Exterior derivative leibniz rule geometric
Crane's heuristic is a good one (and a common one), but the precise analogy breaks down, indeed, here. This is not the correct product rule when you work with actual vectors (i.e., vector functions). There is no sign. The point is that differentiating a vector gives a mixed sort of object — a vector-valued $1$-form, and $d(u\wedge v)$ will be a $2$-vector valued $1$-form. For example, if $$u = f(t)e_1 \quad\text{and}\quad v = g(t)e_1 + h(t)e_2,$$ then $u\wedge v = f(t)h(t) e_1\wedge e_2$ and $$d(u\wedge v) = (f'(t)h(t)+f(t)h'(t))dt\, e_1\wedge e_2 = du\wedge v \color{red}{+} u\wedge dv,$$ because $dt$ commutes with vectors. (Most mathematicians will write $dt\otimes e_1$ and $dt\otimes e_1\wedge e_2$ when unlike objects — here, $1$-forms and vectors or $2$-vectors — are combined multiplicatively.)

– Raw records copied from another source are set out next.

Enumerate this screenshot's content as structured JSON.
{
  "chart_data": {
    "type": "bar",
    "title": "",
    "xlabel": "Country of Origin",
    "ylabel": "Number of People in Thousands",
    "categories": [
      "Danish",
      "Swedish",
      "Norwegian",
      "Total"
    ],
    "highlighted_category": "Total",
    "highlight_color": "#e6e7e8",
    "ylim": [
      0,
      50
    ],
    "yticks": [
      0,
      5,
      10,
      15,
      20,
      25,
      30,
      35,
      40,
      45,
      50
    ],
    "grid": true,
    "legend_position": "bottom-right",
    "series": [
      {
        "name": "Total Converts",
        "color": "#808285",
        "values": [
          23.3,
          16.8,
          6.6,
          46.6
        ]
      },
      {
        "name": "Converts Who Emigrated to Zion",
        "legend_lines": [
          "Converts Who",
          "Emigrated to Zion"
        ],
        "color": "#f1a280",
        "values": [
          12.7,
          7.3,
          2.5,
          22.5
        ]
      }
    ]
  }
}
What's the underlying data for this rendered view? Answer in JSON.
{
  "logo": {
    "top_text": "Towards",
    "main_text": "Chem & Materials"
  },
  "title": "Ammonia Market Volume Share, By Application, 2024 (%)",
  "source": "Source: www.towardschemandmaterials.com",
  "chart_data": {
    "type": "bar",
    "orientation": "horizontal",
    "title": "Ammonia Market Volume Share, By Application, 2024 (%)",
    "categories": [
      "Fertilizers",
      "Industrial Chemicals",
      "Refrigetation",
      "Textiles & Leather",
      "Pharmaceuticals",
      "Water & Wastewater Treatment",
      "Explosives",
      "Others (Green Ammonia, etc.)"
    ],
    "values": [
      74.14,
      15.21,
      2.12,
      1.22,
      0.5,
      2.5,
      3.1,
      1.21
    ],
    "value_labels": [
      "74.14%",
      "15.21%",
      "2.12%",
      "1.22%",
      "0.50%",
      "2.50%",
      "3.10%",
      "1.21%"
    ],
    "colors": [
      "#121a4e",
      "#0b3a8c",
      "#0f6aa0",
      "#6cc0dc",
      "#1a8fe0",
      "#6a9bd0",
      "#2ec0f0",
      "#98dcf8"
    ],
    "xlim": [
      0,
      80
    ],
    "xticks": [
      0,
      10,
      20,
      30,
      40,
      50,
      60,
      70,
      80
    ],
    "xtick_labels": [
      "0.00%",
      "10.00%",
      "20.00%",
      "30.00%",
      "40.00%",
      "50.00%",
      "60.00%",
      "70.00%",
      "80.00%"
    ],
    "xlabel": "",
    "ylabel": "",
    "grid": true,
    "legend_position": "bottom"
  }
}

On the other hand, when you work with differential forms, the basis $1$-forms interfere with one another and the sign comes in from interchanging them. For example, if $$\omega = f(x,y,z)dx \quad\text{and}\quad \eta = g(x,y,z)dy,$$ then $\omega\wedge\eta = f(x,y,z)g(x,y,z)dx\wedge dy$ and $$d(\omega\wedge\eta) = (\frac{\partial f}{\partial z}g+f\frac{\partial g}{\partial z})dz\wedge dx\wedge dy;$$ note the other partials do not appear because $dx\wedge dx=0$ and $dy\wedge dy=0$. Continuing the computation, $$ (\frac{\partial f}{\partial z}g+f\frac{\partial g}{\partial z})dz\wedge dx\wedge dy = (\frac{\partial f}{\partial z}dz\wedge dx)\wedge (g dy) \color{red}{-} (f\,dx)\wedge(\frac{\partial g}{\partial z}dz\wedge dy),$$ because $dx\wedge dz\wedge dy = -dz\wedge dx\wedge dy$. Thus, with actual $1$-forms, we have $$d(\omega\wedge\eta) = d\omega\wedge\eta \color{red}-\omega\wedge d\eta,$$ as promised.